Okay, how about some sex. Or anything Latin, which is kind of the same thing — that whole earthy pheromonic tight-dress, chiseled-dude kinda scene. Like salsa. The girls just love Adonis Puente — maybe it's that name, or the hat, or the fact that he is such a classic singer. He certainly stepped gamely into the great Freddie Crespo's local role when Freddie split town for a spell. He's got a killer band of his own — you'll recognize half the players — and will be shaking up the lunchtime crowd at California Plaza on Friday at noon. And your mother warned you all about women like Cecilia Noel. But your mother never told you she's one of the greatest entertainers you ever saw. We are talking wild, the wildest salsa-rock-jazz-Latin show you've ever seen. Her band, the Wild Clams, are all great players, too, jazzers rocking their fusion asses off. A lot of it's, um, not for the kiddies, which makes the fact that it'll be outdoors in MacArthur Park's Levitt Pavilion at 7:30 this Friday night pretty damn funny. But kids gotta learn sometime.
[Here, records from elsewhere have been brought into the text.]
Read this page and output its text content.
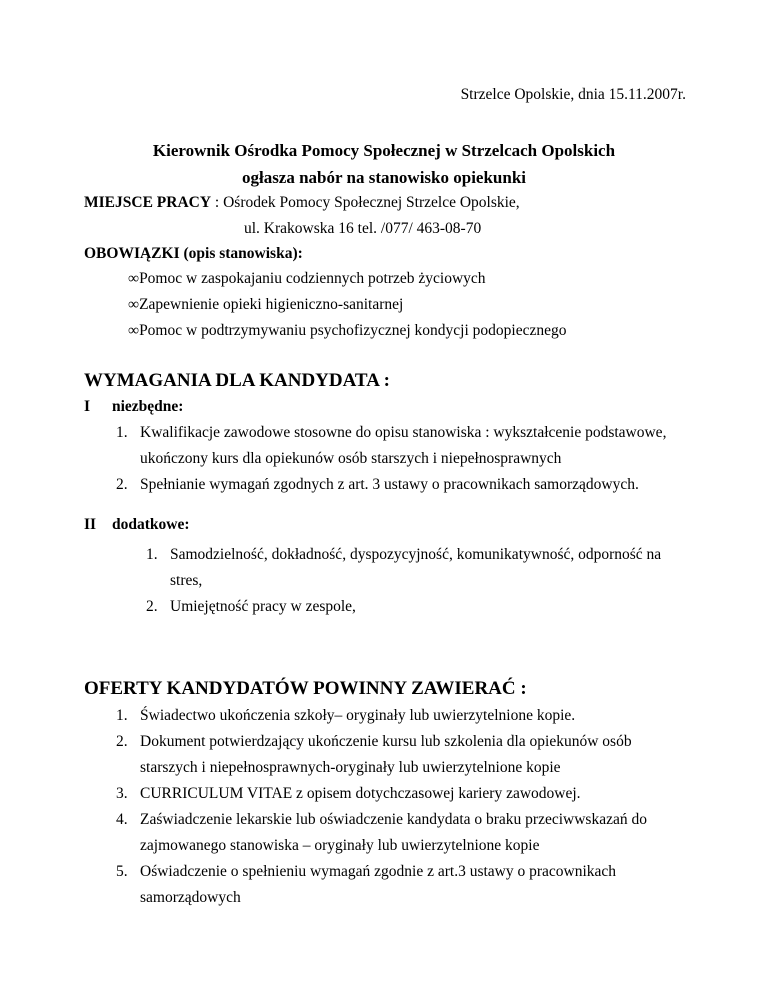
Strzelce Opolskie, dnia 15.11.2007r.
Kierownik Ośrodka Pomocy Społecznej w Strzelcach Opolskich
ogłasza nabór na stanowisko opiekunki
MIEJSCE PRACY : Ośrodek Pomocy Społecznej Strzelce Opolskie,
ul. Krakowska 16 tel. /077/ 463-08-70
OBOWIĄZKI (opis stanowiska):
∞Pomoc w zaspokajaniu codziennych potrzeb życiowych
∞Zapewnienie opieki higieniczno-sanitarnej
∞Pomoc w podtrzymywaniu psychofizycznej kondycji podopiecznego
WYMAGANIA DLA KANDYDATA :
I niezbędne:
1. Kwalifikacje zawodowe stosowne do opisu stanowiska : wykształcenie podstawowe,
ukończony kurs dla opiekunów osób starszych i niepełnosprawnych
2. Spełnianie wymagań zgodnych z art. 3 ustawy o pracownikach samorządowych.
II dodatkowe:
1. Samodzielność, dokładność, dyspozycyjność, komunikatywność, odporność na
stres,
2. Umiejętność pracy w zespole,
OFERTY KANDYDATÓW POWINNY ZAWIERAĆ :
1. Świadectwo ukończenia szkoły– oryginały lub uwierzytelnione kopie.
2. Dokument potwierdzający ukończenie kursu lub szkolenia dla opiekunów osób
starszych i niepełnosprawnych-oryginały lub uwierzytelnione kopie
3. CURRICULUM VITAE z opisem dotychczasowej kariery zawodowej.
4. Zaświadczenie lekarskie lub oświadczenie kandydata o braku przeciwwskazań do
zajmowanego stanowiska – oryginały lub uwierzytelnione kopie
5. Oświadczenie o spełnieniu wymagań zgodnie z art.3 ustawy o pracownikach
samorządowych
There was a time when young drummers fell madly in love with Sheila E. whenever she bounced her sticks across those rack toms. Now, of course, we just feel a pang. But she still wails, and looks great wailing, when she's anchoring her dad Pete Escovedo's Orchestra. Pete too mixes the rock and fusion with the Latin thing (always has — remember his brother Coke's band, Azteca?), and they're at Hollywood & Highland on Tuesday. And Freddie Crespo is at the Autry on Thursday, with Conjunto Costazul (alongside his brother Johnny Crespo). You really do have to hear this master salsero sing.

BONUS TRACKS
Two great male jazz vocalists have gigs this weekend: Mon David at the Radisson Culver City on Friday and Dwight Trible at the Blue Whale on Saturday. They sound nothing alike, but both are utterly original, and both put on outstanding shows. As does tenor saxophonist Don Menza, a big, tough Buffalo tenor with a big, tough Pittsburgh bassist, John Heard, fronting the house trio behind him. One of our favorite local pianists, Bill Cunliffe has his Latin jazz Imaginacion at LACMA on Saturday at 5:30 and then rushes over to Vitello's for a couple sets that night with flutist Holly Hoffman. Fine stuff. And Thursday (if you're not gamboling through the roses in Flintridge) we heartily recommend drummer Matt Slocum, who'll be at the South Pasadena Music Center with Cunliffe and bassist Darek Oles, an almost absurdly talented trio. Slocum is a wonderful player, imaginative and way smart. You will dig it. And of course you'll dig guitarist Kenny Burrell and quintet at Catalina's on Thursday. He's an icon.

There's a cool one cross town at the Crowne Plaza LAX the same night: sax/flute/clarinet player Fausi Abdul-Khaliq, formerly a conductor/arranger with the Pan-Afrikan People's Arkestra. He has bassist Henry Franklin's excellent trio behind him, with drummer Ramon Banda and pianist Theo Saunders. These three guys slayed them at the Central Avenue Jazz Festival a couple weeks ago, when they had Azar Lawence out front. And Abdul-Khaliq and Azar share the same L.A. roots (same part of L.A. even, Horace Tapscott's Leimert Park), so you know this will be a killer gig.